Table 8.1 Enumeration of appliance loan variable combinations
Age = young |
Income = low |
Risk = low Risk = medium Risk = high |
Income = average |
Risk = low Risk = medium Risk = high |
|
Income = high |
Risk = low Risk = medium Risk = high |
|
Age = middle |
Income = low |
Risk = low Risk = medium Risk = high |
Income = average |
Risk = low Risk = medium Risk = high |
|
Income = high |
Risk = low Risk = medium Risk = high |
|
Age = old |
Income = low |
Risk = low Risk = medium Risk = high |
Income = average |
Risk = low Risk = medium Risk = high |
|
Income = high |
Risk = low Risk = medium Risk = high |
The tree for this set of rules is partially shown in Figure 8.1.

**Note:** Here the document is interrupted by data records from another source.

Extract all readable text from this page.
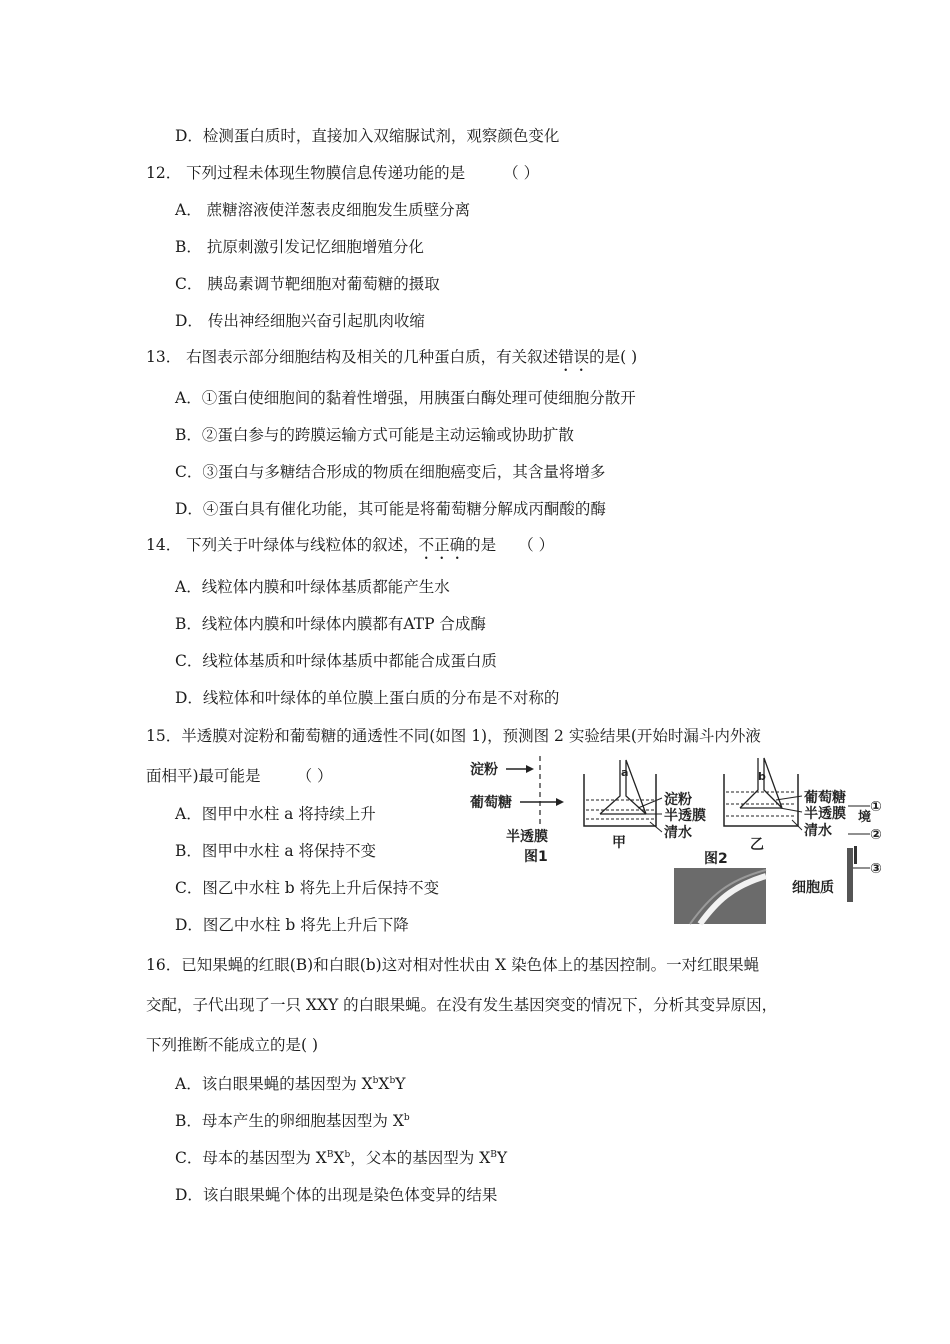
D．检测蛋白质时，直接加入双缩脲试剂，观察颜色变化
12． 下列过程未体现生物膜信息传递功能的是 （ ）
A． 蔗糖溶液使洋葱表皮细胞发生质壁分离
B． 抗原刺激引发记忆细胞增殖分化
C． 胰岛素调节靶细胞对葡萄糖的摄取
D． 传出神经细胞兴奋引起肌肉收缩
13． 右图表示部分细胞结构及相关的几种蛋白质，有关叙述错误的是( )
A．①蛋白使细胞间的黏着性增强，用胰蛋白酶处理可使细胞分散开
B．②蛋白参与的跨膜运输方式可能是主动运输或协助扩散
C．③蛋白与多糖结合形成的物质在细胞癌变后，其含量将增多
D．④蛋白具有催化功能，其可能是将葡萄糖分解成丙酮酸的酶
14． 下列关于叶绿体与线粒体的叙述，不正确的是 （ ）
A．线粒体内膜和叶绿体基质都能产生水
B．线粒体内膜和叶绿体内膜都有ATP 合成酶
C．线粒体基质和叶绿体基质中都能合成蛋白质
D．线粒体和叶绿体的单位膜上蛋白质的分布是不对称的
15．半透膜对淀粉和葡萄糖的通透性不同(如图 1)，预测图 2 实验结果(开始时漏斗内外液
面相平)最可能是 （ ）
A．图甲中水柱 a 将持续上升
B．图甲中水柱 a 将保持不变
C．图乙中水柱 b 将先上升后保持不变
D．图乙中水柱 b 将先上升后下降
淀粉
葡萄糖
半透膜
图1
a
淀粉
半透膜
清水
甲
图2
b
葡萄糖
半透膜
清水
乙
境
①
②
③
细胞质
16．已知果蝇的红眼(B)和白眼(b)这对相对性状由 X 染色体上的基因控制。一对红眼果蝇
交配，子代出现了一只 XXY 的白眼果蝇。在没有发生基因突变的情况下，分析其变异原因，
下列推断不能成立的是( )
A．该白眼果蝇的基因型为 $X^bX^bY$
B．母本产生的卵细胞基因型为 $X^b$
C．母本的基因型为 $X^BX^b$，父本的基因型为 $X^BY$
D．该白眼果蝇个体的出现是染色体变异的结果
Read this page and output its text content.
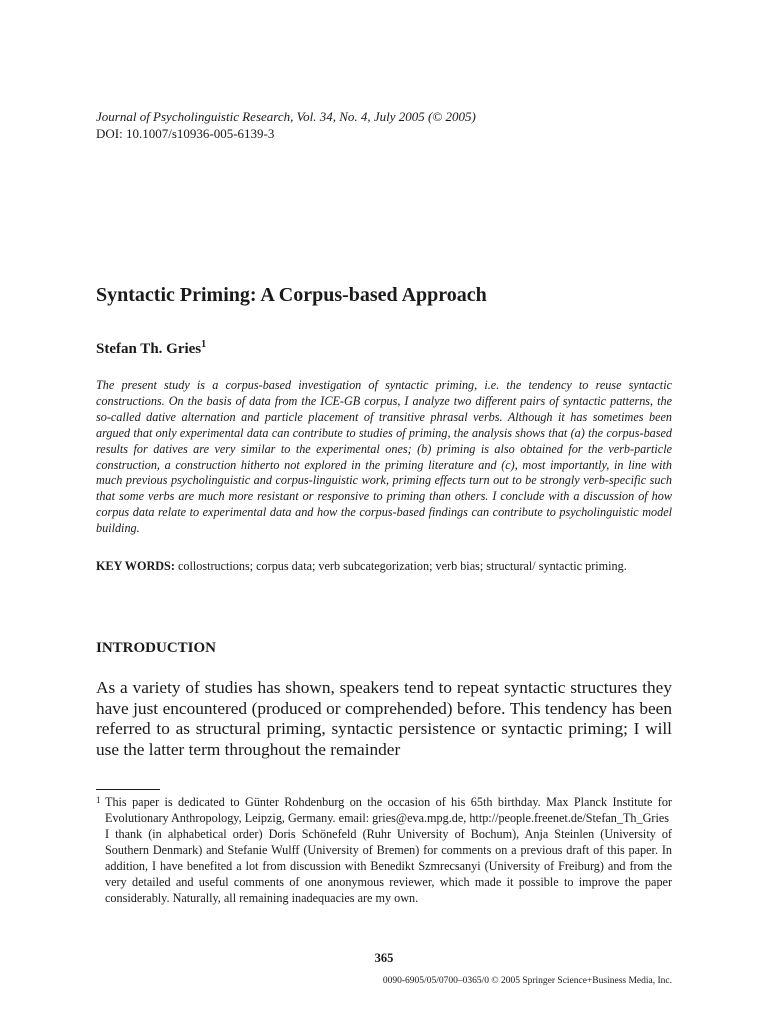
Journal of Psycholinguistic Research, Vol. 34, No. 4, July 2005 (© 2005)
DOI: 10.1007/s10936-005-6139-3
Syntactic Priming: A Corpus-based Approach
Stefan Th. Gries$^1$

The present study is a corpus-based investigation of syntactic priming, i.e. the tendency to reuse syntactic constructions. On the basis of data from the ICE-GB corpus, I analyze two different pairs of syntactic patterns, the so-called dative alternation and particle placement of transitive phrasal verbs. Although it has sometimes been argued that only experimental data can contribute to studies of priming, the analysis shows that (a) the corpus-based results for datives are very similar to the experimental ones; (b) priming is also obtained for the verb-particle construction, a construction hitherto not explored in the priming literature and (c), most importantly, in line with much previous psycholinguistic and corpus-linguistic work, priming effects turn out to be strongly verb-specific such that some verbs are much more resistant or responsive to priming than others. I conclude with a discussion of how corpus data relate to experimental data and how the corpus-based findings can contribute to psycholinguistic model building.

KEY WORDS: collostructions; corpus data; verb subcategorization; verb bias; structural/ syntactic priming.

INTRODUCTION

As a variety of studies has shown, speakers tend to repeat syntactic structures they have just encountered (produced or comprehended) before. This tendency has been referred to as structural priming, syntactic persistence or syntactic priming; I will use the latter term throughout the remainder

1 This paper is dedicated to Günter Rohdenburg on the occasion of his 65th birthday. Max Planck Institute for Evolutionary Anthropology, Leipzig, Germany. email: gries@eva.mpg.de, http://people.freenet.de/Stefan_Th_Gries

I thank (in alphabetical order) Doris Schönefeld (Ruhr University of Bochum), Anja Steinlen (University of Southern Denmark) and Stefanie Wulff (University of Bremen) for comments on a previous draft of this paper. In addition, I have benefited a lot from discussion with Benedikt Szmrecsanyi (University of Freiburg) and from the very detailed and useful comments of one anonymous reviewer, which made it possible to improve the paper considerably. Naturally, all remaining inadequacies are my own.

365
0090-6905/05/0700–0365/0 © 2005 Springer Science+Business Media, Inc.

A rule-based system model would require that the bank loan officers, who had respected judgment, be interviewed to classify (and justify) the decision for each of these combinations of variables. Some trees may be simplified. For instance, if income is high, the loan might be automatically granted by some loan officers. This would reduce the tree, as age and risk would not matter in that case. Further, for those without low income, if risk were high, the loan might not be granted. The first rule would be as shown in Table 8.2.
Table 8.2 Initial rule
Age |
Income |
Risk |
Rule |
High |
Grant loan |
||
Not high |
Deny loan |
This structure uses classification data, because there are a clear, finite number of outcomes (don’t grant the loan, grant the loan, and possibly authorize part of the loan). This form of tree is referred to as a classification tree. Trees can also be used on data with continuous outcomes, in an estimating or predicting mode. In these cases, the terminology is a regression tree.
Rule Interestingness
Data, even categorical data, can involve potentially many rules. For instance, in the loan application data just presented, there were four variables, each of which could take on three values. There were 3 × 3 × 3 = 27 combinations, each given in Table 8.1. If there were 10 variables, each with 4 possible values, the number of combinations would be over a million (1,048,576). Clearly, brute force generation of rule outcomes is unreasonable. Fortunately, decision tree methods identify the most useful rules in terms of predicting outcomes. Rule effectiveness is measured in terms of confidence and support. Confidence is the degree of accuracy of a rule. Support is the degree to which the antecedent conditions occur in the data. Support for an association rule indicates the proportion of records covered by the set of attributes in the association rule. If there were 10 million book purchases, support for the given rule would be 10/10,000,000, a very small support measure of 0.000001. These concepts are often used in the form of threshold levels in machine learning systems. The minimum confidence levels and support levels can be specified to retain the rules identified by decision tree (or other association rule) methods.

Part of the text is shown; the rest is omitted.